President Obama’s speech was interesting, dignified, and unmemorable, like so many inaugural addresses. That does not mean it was unimportant. As a speech it had a few clumsy moments when it strained for effect, but it is part of the new president’s oratorical skill to leave you thinking better of the speech because he gave it. His demeanor and delivery elevated it above the rather ordinary level of its political tropes and themes. A new era of responsibility? George W. Bush already called for that in 2001, as did Bill Clinton before him. Put the stale ideological debates of the past behind us? Ditto Bush, Clinton (remember the Third Way?), and even Michael Dukakis (“competence, not ideology”), though not, thank goodness, in an actual inaugural speech.

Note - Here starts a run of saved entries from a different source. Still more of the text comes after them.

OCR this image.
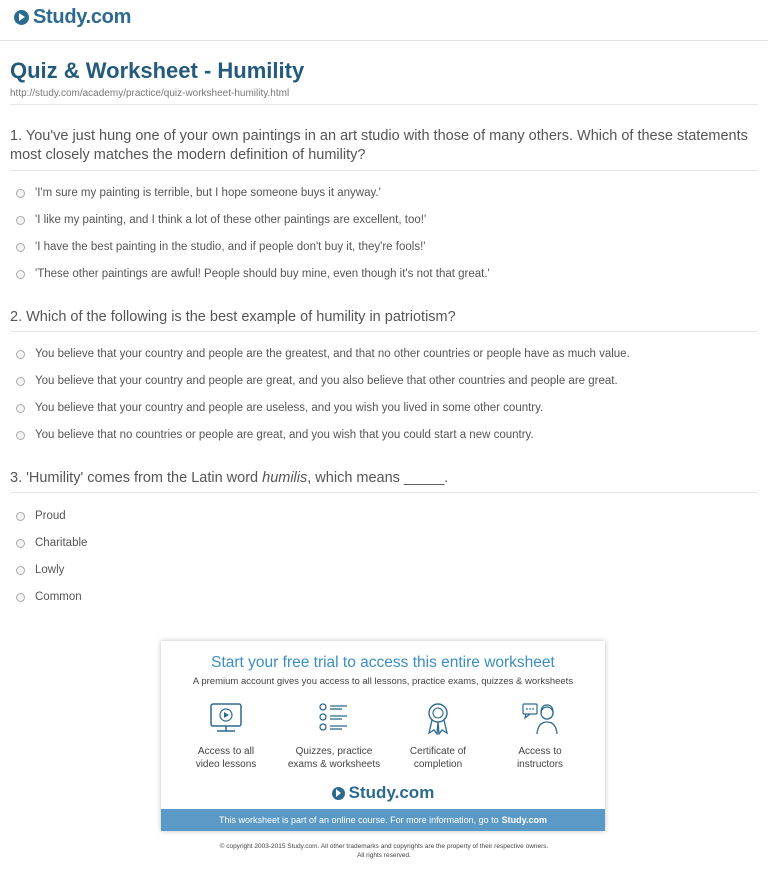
Study.com
Quiz & Worksheet - Humility
http://study.com/academy/practice/quiz-worksheet-humility.html
1. You've just hung one of your own paintings in an art studio with those of many others. Which of these statements most closely matches the modern definition of humility?
'I'm sure my painting is terrible, but I hope someone buys it anyway.'
'I like my painting, and I think a lot of these other paintings are excellent, too!'
'I have the best painting in the studio, and if people don't buy it, they're fools!'
'These other paintings are awful! People should buy mine, even though it's not that great.'
2. Which of the following is the best example of humility in patriotism?
You believe that your country and people are the greatest, and that no other countries or people have as much value.
You believe that your country and people are great, and you also believe that other countries and people are great.
You believe that your country and people are useless, and you wish you lived in some other country.
You believe that no countries or people are great, and you wish that you could start a new country.
3. 'Humility' comes from the Latin word humilis, which means _____.
Proud
Charitable
Lowly
Common
Start your free trial to access this entire worksheet
A premium account gives you access to all lessons, practice exams, quizzes & worksheets
Access to all
video lessons
Quizzes, practice
exams & worksheets
Certificate of
completion
Access to
instructors
Study.com
This worksheet is part of an online course. For more information, go to Study.com
© copyright 2003-2015 Study.com. All other trademarks and copyrights are the property of their respective owners.
All rights reserved.
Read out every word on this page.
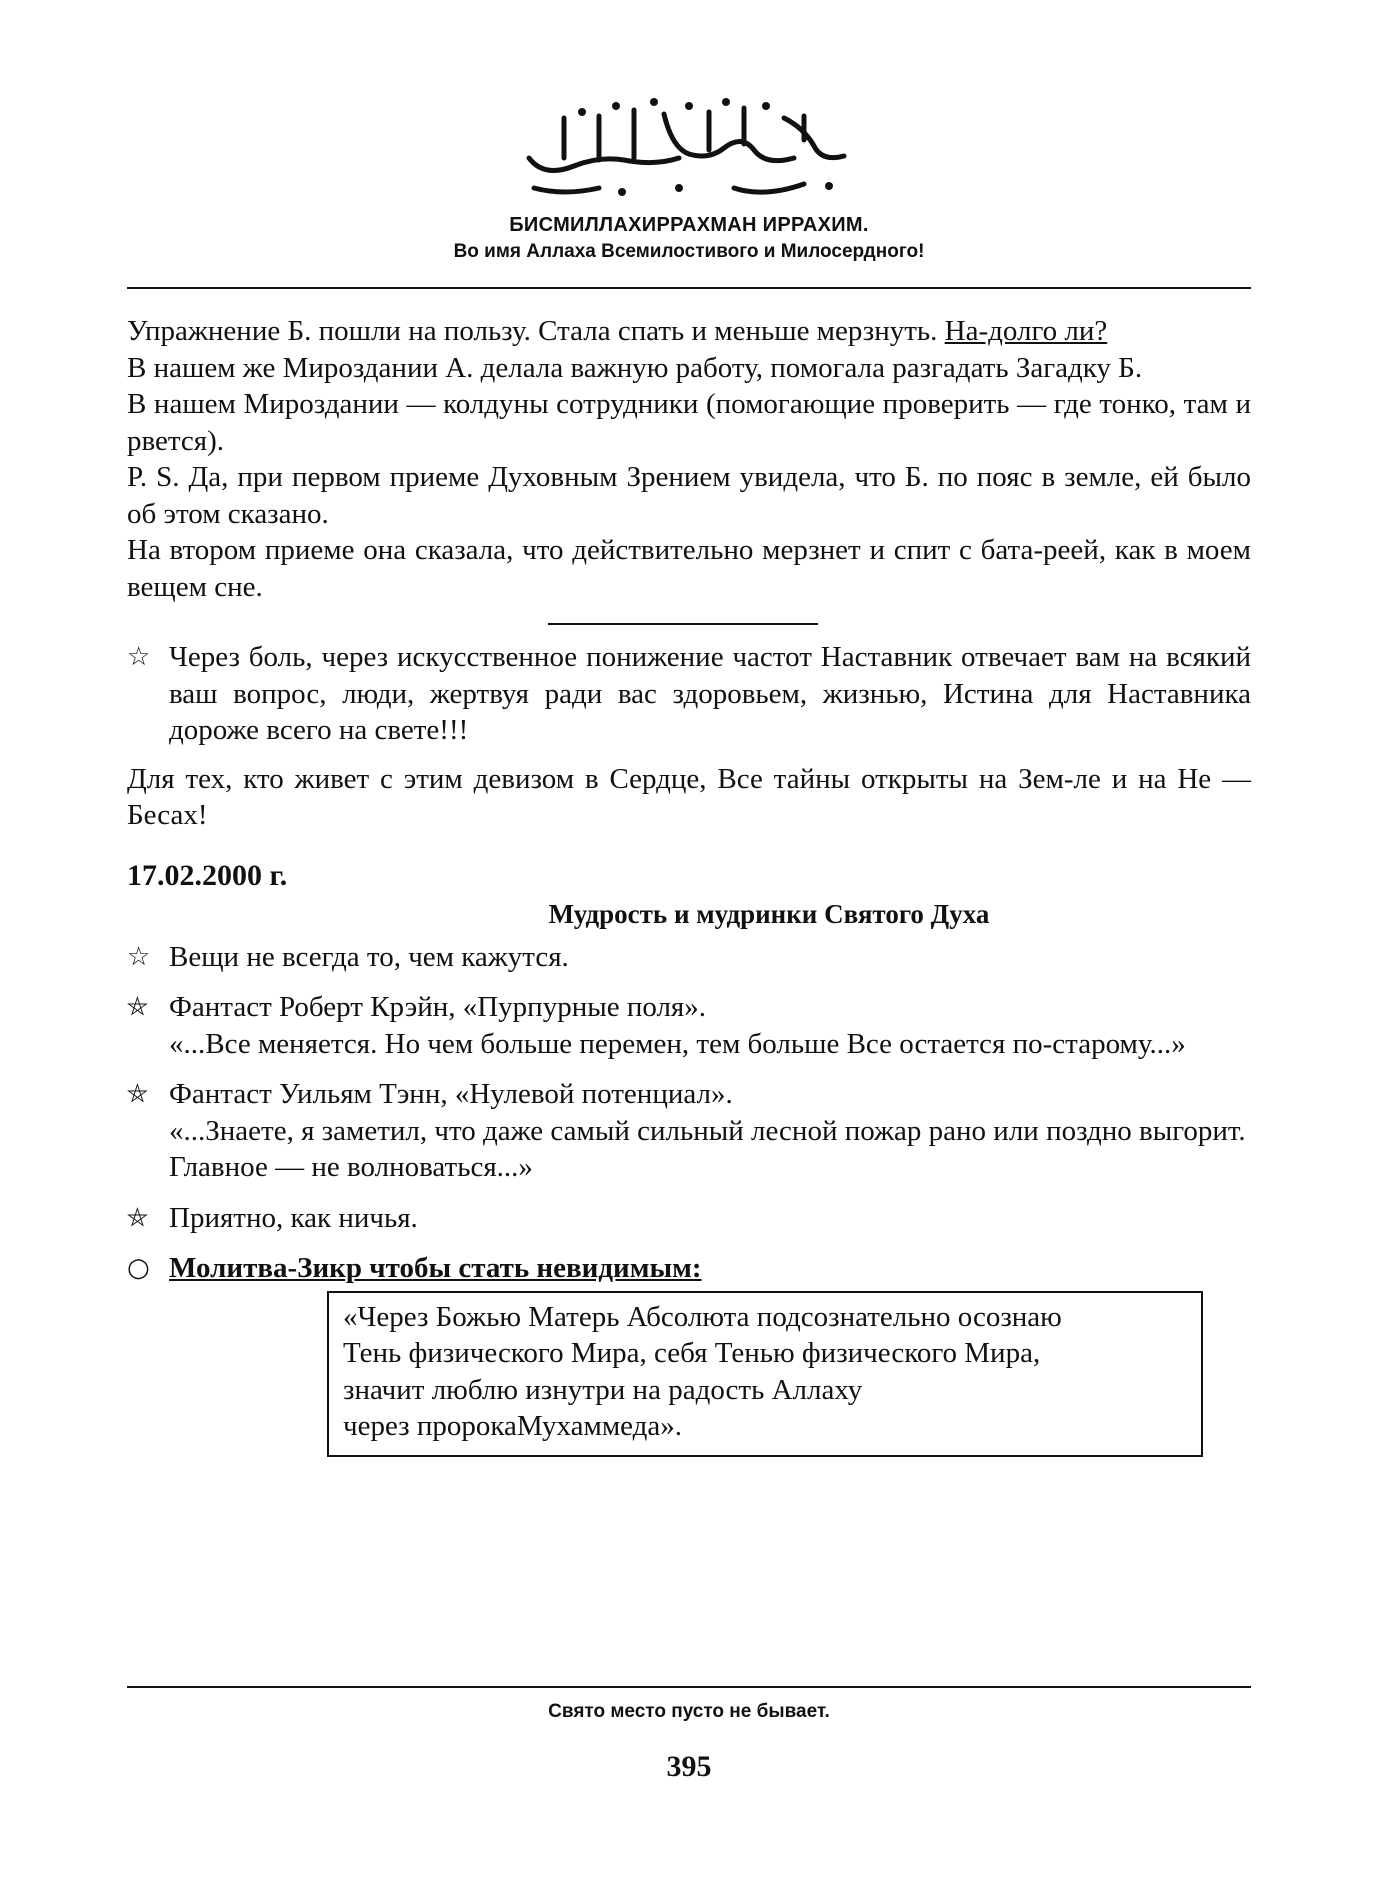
БИСМИЛЛАХИРРАХМАН ИРРАХИМ.
Во имя Аллаха Всемилостивого и Милосердного!

Упражнение Б. пошли на пользу. Стала спать и меньше мерзнуть. На-долго ли?

В нашем же Мироздании А. делала важную работу, помогала разгадать Загадку Б.

В нашем Мироздании — колдуны сотрудники (помогающие проверить — где тонко, там и рвется).

P. S. Да, при первом приеме Духовным Зрением увидела, что Б. по пояс в земле, ей было об этом сказано.

На втором приеме она сказала, что действительно мерзнет и спит с бата-реей, как в моем вещем сне.

☆ Через боль, через искусственное понижение частот Наставник отвечает вам на всякий ваш вопрос, люди, жертвуя ради вас здоровьем, жизнью, Истина для Наставника дороже всего на свете!!!

Для тех, кто живет с этим девизом в Сердце, Все тайны открыты на Зем-ле и на Не — Бесах!

17.02.2000 г.
Мудрость и мудринки Святого Духа
☆ Вещи не всегда то, чем кажутся.

⛤ Фантаст Роберт Крэйн, «Пурпурные поля».

«...Все меняется. Но чем больше перемен, тем больше Все остается по-старому...»

⛤ Фантаст Уильям Тэнн, «Нулевой потенциал».

«...Знаете, я заметил, что даже самый сильный лесной пожар рано или поздно выгорит.

Главное — не волноваться...»

⛤ Приятно, как ничья.

○ Молитва-Зикр чтобы стать невидимым:
«Через Божью Матерь Абсолюта подсознательно осознаю
Тень физического Мира, себя Тенью физического Мира,
значит люблю изнутри на радость Аллаху
через пророкаМухаммеда».
Свято место пусто не бывает.
395
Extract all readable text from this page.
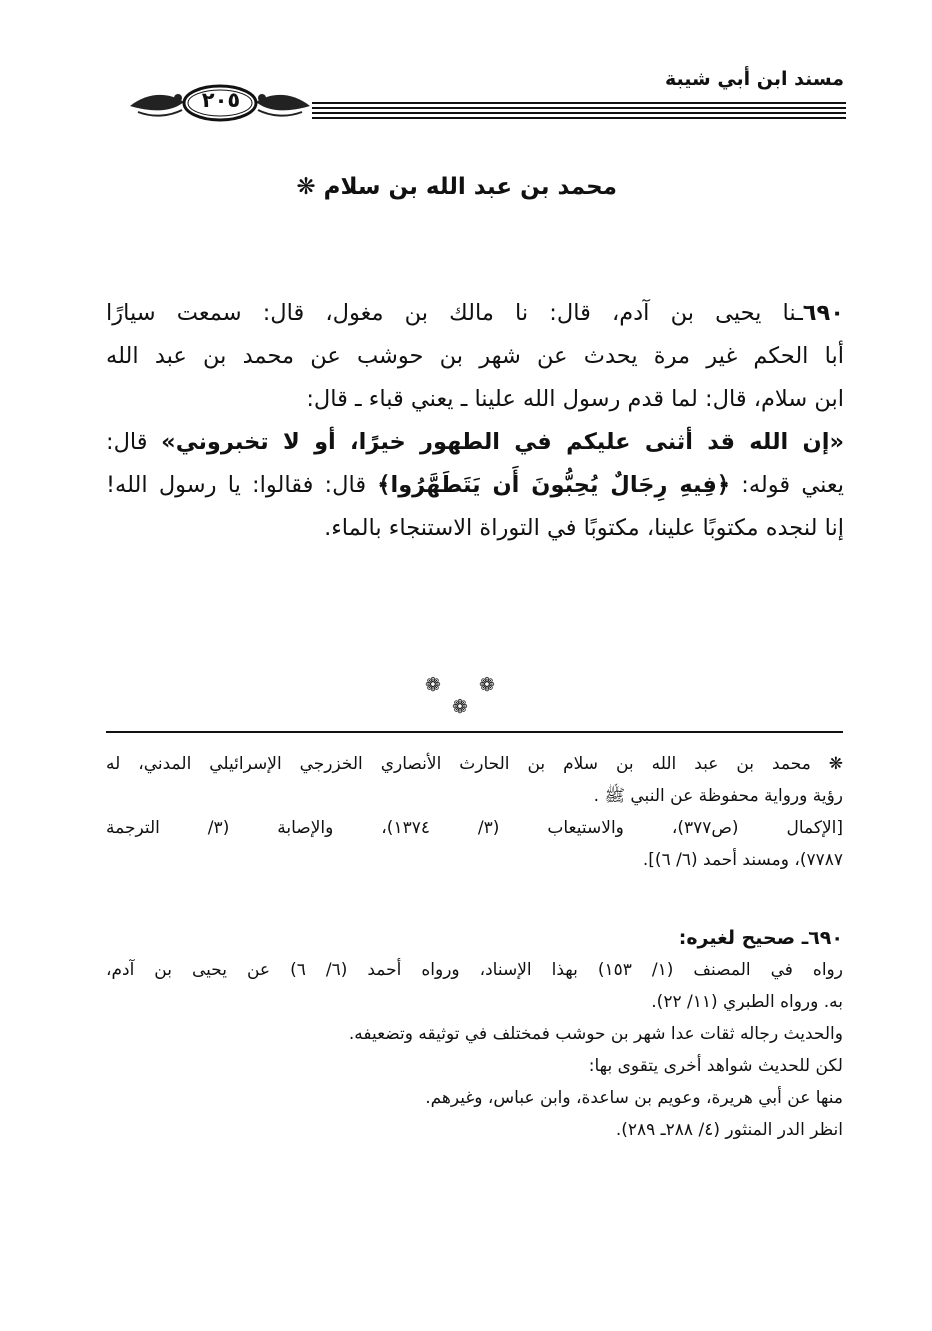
مسند ابن أبي شيبة
٢٠٥
محمد بن عبد الله بن سلام ❋

٦٩٠ـنا يحيى بن آدم، قال: نا مالك بن مغول، قال: سمعت سيارًا

أبا الحكم غير مرة يحدث عن شهر بن حوشب عن محمد بن عبد الله

ابن سلام، قال: لما قدم رسول الله علينا ـ يعني قباء ـ قال:

«إن الله قد أثنى عليكم في الطهور خيرًا، أو لا تخبروني» قال:

يعني قوله: ﴿فِيهِ رِجَالٌ يُحِبُّونَ أَن يَتَطَهَّرُوا﴾ قال: فقالوا: يا رسول الله!

إنا لنجده مكتوبًا علينا، مكتوبًا في التوراة الاستنجاء بالماء.

❁ ❁ ❁

❋ محمد بن عبد الله بن سلام بن الحارث الأنصاري الخزرجي الإسرائيلي المدني، له

رؤية ورواية محفوظة عن النبي ﷺ .

[الإكمال (ص٣٧٧)، والاستيعاب (٣/ ١٣٧٤)، والإصابة (٣/ الترجمة

٧٧٨٧)، ومسند أحمد (٦/ ٦)].

٦٩٠ـ صحيح لغيره:

رواه في المصنف (١/ ١٥٣) بهذا الإسناد، ورواه أحمد (٦/ ٦) عن يحيى بن آدم،

به. ورواه الطبري (١١/ ٢٢).

والحديث رجاله ثقات عدا شهر بن حوشب فمختلف في توثيقه وتضعيفه.

لكن للحديث شواهد أخرى يتقوى بها:

منها عن أبي هريرة، وعويم بن ساعدة، وابن عباس، وغيرهم.

انظر الدر المنثور (٤/ ٢٨٨ـ ٢٨٩).
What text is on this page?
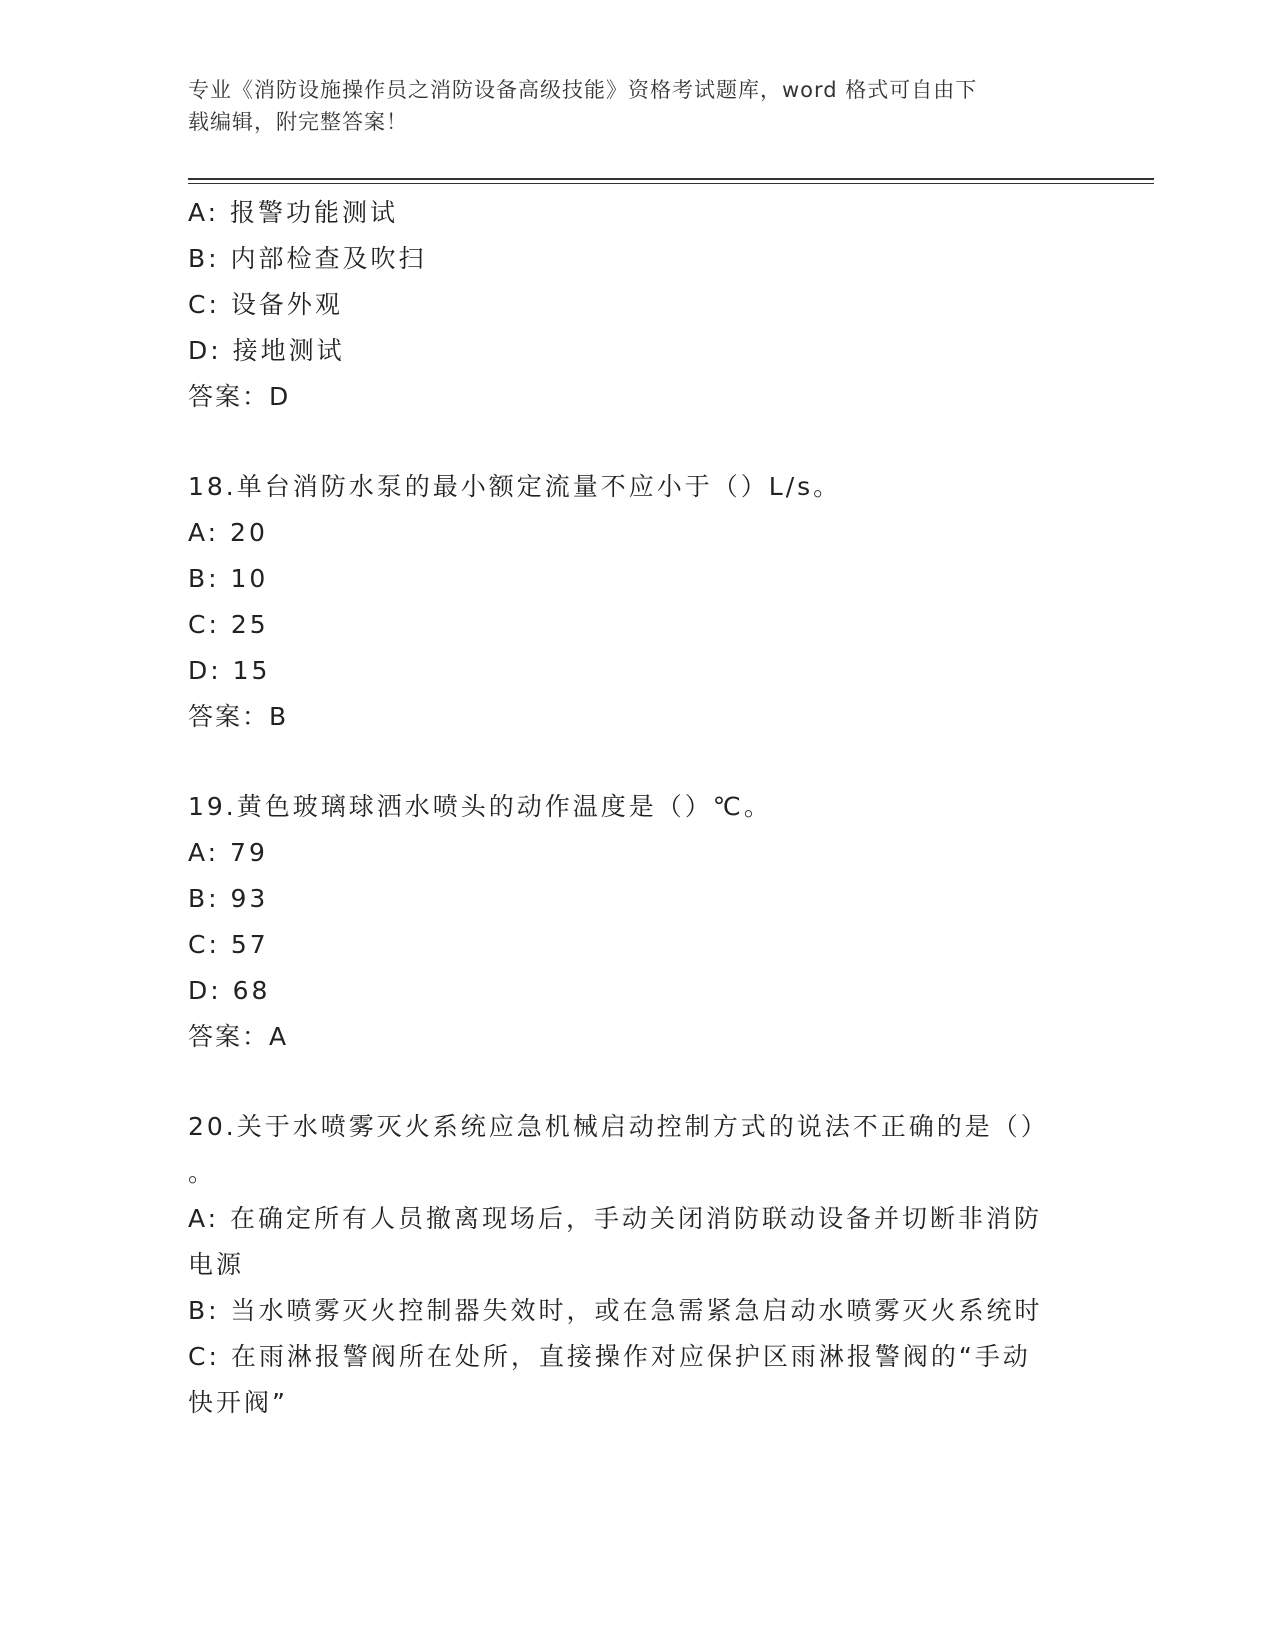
专业《消防设施操作员之消防设备高级技能》资格考试题库，word 格式可自由下
载编辑，附完整答案！
A: 报警功能测试
B: 内部检查及吹扫
C: 设备外观
D: 接地测试
答案：D
18.单台消防水泵的最小额定流量不应小于（）L/s。
A: 20
B: 10
C: 25
D: 15
答案：B
19.黄色玻璃球洒水喷头的动作温度是（）℃。
A: 79
B: 93
C: 57
D: 68
答案：A
20.关于水喷雾灭火系统应急机械启动控制方式的说法不正确的是（）
。
A: 在确定所有人员撤离现场后，手动关闭消防联动设备并切断非消防
电源
B: 当水喷雾灭火控制器失效时，或在急需紧急启动水喷雾灭火系统时
C: 在雨淋报警阀所在处所，直接操作对应保护区雨淋报警阀的“手动
快开阀”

And I share Paul Mirengoff's annoyance at the incoherence of the overall conceptual frame:
The speech was classic Obama — the kind of fine-sounding, frivolous fare in which the idea that we face specific trade-offs is dismissed as cynicism, even as we’re told in the most general way of the need for sacrifice. The debates in which serious people on both sides of the political spectrum have engaged for decades were dismissed as “childish,” as if there exists some magic but unstated synthesis that everyone up until now has missed. Yet we were told that we face tough choices.
I don't think this is so much classic Obama as classic politics. Strategically, the speech was a commonplace effort to reduce resistance to a political agenda by generating a vague sense of uplifting cohesion and casting any possible opposition as outmoded, small-spirited, and immature. Politicians take this tack because it works, and Obama's really good at it. People liked it. Obama worked the perennial rhetoric of transformative politics expertly, but if you were expecting something truly transformative, beyond the transformative fact of a black president, then you've got to be a bit disappointed.